In the old days of the catholic church, after one confessed to a sin, it was possible to purchase an indulgence from the church which would aid in relieving your guilty conscience. Let’s fast forward to today and focus on the church of environmentalism. When one sins against the environment by driving to work, turning on the air-conditioning or exhaling, no need to worry, because they’ve got indulgences for that too.

Carbon credits they’re called, and they’re not cheap. $8 will excuse you from the sin of owning a pet cat. $23 will buy you forgiveness for flying cross country. And $10 will grant you a pardon from the digusting environmental effects of your own respiratory system.

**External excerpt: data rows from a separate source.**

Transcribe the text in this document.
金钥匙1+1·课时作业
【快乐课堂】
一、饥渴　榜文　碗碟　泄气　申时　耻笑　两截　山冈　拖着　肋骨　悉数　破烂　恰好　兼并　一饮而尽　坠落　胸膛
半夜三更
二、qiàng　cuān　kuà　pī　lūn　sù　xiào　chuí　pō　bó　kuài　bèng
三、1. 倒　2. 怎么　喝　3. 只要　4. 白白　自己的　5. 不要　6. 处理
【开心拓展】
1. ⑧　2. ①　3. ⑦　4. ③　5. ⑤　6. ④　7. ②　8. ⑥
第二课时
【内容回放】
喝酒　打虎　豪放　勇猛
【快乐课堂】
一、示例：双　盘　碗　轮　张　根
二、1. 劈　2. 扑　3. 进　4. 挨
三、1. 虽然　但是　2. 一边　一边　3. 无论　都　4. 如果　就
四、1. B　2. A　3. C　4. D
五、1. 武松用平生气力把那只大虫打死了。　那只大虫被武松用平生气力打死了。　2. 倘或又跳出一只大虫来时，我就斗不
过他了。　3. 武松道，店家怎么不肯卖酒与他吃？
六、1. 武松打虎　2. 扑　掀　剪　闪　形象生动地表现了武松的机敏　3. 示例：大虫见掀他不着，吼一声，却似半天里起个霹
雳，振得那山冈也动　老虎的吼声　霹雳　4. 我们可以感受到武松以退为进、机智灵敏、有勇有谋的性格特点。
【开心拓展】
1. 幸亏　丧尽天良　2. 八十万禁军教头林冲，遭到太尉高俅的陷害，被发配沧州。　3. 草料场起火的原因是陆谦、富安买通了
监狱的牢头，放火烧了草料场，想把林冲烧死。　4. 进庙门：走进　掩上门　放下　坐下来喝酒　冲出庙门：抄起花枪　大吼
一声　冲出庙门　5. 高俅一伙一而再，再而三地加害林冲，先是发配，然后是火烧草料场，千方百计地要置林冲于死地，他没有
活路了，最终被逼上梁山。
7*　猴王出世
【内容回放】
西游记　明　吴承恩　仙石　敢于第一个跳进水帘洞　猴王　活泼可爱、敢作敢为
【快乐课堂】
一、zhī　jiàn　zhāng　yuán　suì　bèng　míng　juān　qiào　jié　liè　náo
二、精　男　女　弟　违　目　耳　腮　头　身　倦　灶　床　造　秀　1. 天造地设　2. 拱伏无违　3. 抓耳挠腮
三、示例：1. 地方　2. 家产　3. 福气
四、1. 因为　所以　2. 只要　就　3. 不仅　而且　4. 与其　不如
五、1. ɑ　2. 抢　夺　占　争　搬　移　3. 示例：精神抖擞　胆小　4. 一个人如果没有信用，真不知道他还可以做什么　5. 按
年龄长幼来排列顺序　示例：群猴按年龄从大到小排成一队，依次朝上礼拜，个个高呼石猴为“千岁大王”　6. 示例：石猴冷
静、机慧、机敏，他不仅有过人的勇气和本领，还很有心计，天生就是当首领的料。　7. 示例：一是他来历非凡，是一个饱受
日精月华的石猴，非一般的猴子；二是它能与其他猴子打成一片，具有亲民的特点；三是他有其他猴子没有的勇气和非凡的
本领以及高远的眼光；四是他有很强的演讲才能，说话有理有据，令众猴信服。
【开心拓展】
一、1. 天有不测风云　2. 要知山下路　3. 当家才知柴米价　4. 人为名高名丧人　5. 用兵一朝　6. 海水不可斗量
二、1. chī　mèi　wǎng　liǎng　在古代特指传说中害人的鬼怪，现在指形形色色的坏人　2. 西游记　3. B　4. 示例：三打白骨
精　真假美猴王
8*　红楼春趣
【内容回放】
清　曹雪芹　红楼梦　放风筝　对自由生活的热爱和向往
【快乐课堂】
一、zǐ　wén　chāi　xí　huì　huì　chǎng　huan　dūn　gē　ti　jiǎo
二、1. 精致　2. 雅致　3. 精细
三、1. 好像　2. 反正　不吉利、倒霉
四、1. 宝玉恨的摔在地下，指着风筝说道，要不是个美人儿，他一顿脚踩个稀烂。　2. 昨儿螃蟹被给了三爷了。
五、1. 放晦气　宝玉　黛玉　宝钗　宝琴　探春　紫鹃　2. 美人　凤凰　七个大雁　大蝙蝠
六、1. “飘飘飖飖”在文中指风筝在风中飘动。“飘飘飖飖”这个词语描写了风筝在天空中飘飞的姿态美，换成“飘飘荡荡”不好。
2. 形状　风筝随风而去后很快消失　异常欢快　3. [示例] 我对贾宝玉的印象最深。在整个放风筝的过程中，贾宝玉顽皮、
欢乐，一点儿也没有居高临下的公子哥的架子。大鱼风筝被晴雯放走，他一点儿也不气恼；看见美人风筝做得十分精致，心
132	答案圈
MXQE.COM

On the Foxnews show Hannity’s America, Sean did an expose on the “learjet liberals”, left wingers who preach carbon nuetrality as scripture but who fly around in private jets that burn more in one flight than any normal person could burn in a year driving their personal automobile. Naturally, being fair and balanced means you have to bring on some liberal apologists and let them make their…points. When he posed the question, “Does that make them hypocritical?” the answer was a resounding “No way!” It’s not hyporcitical, they say, because people like Al Gore, while admittedly horrible polluters themselves, make up for it by purchasing indulgences…er, carbon credits to offset their pollution. The message I take from this is that it’s OK to pollute as much as you want, provided you’re a multi-millionaire who can afford to shell out for redemption. The rest of us peasants will just have to suck it up and walk to work and we damned well better like it because we can’t afford the carbon credits.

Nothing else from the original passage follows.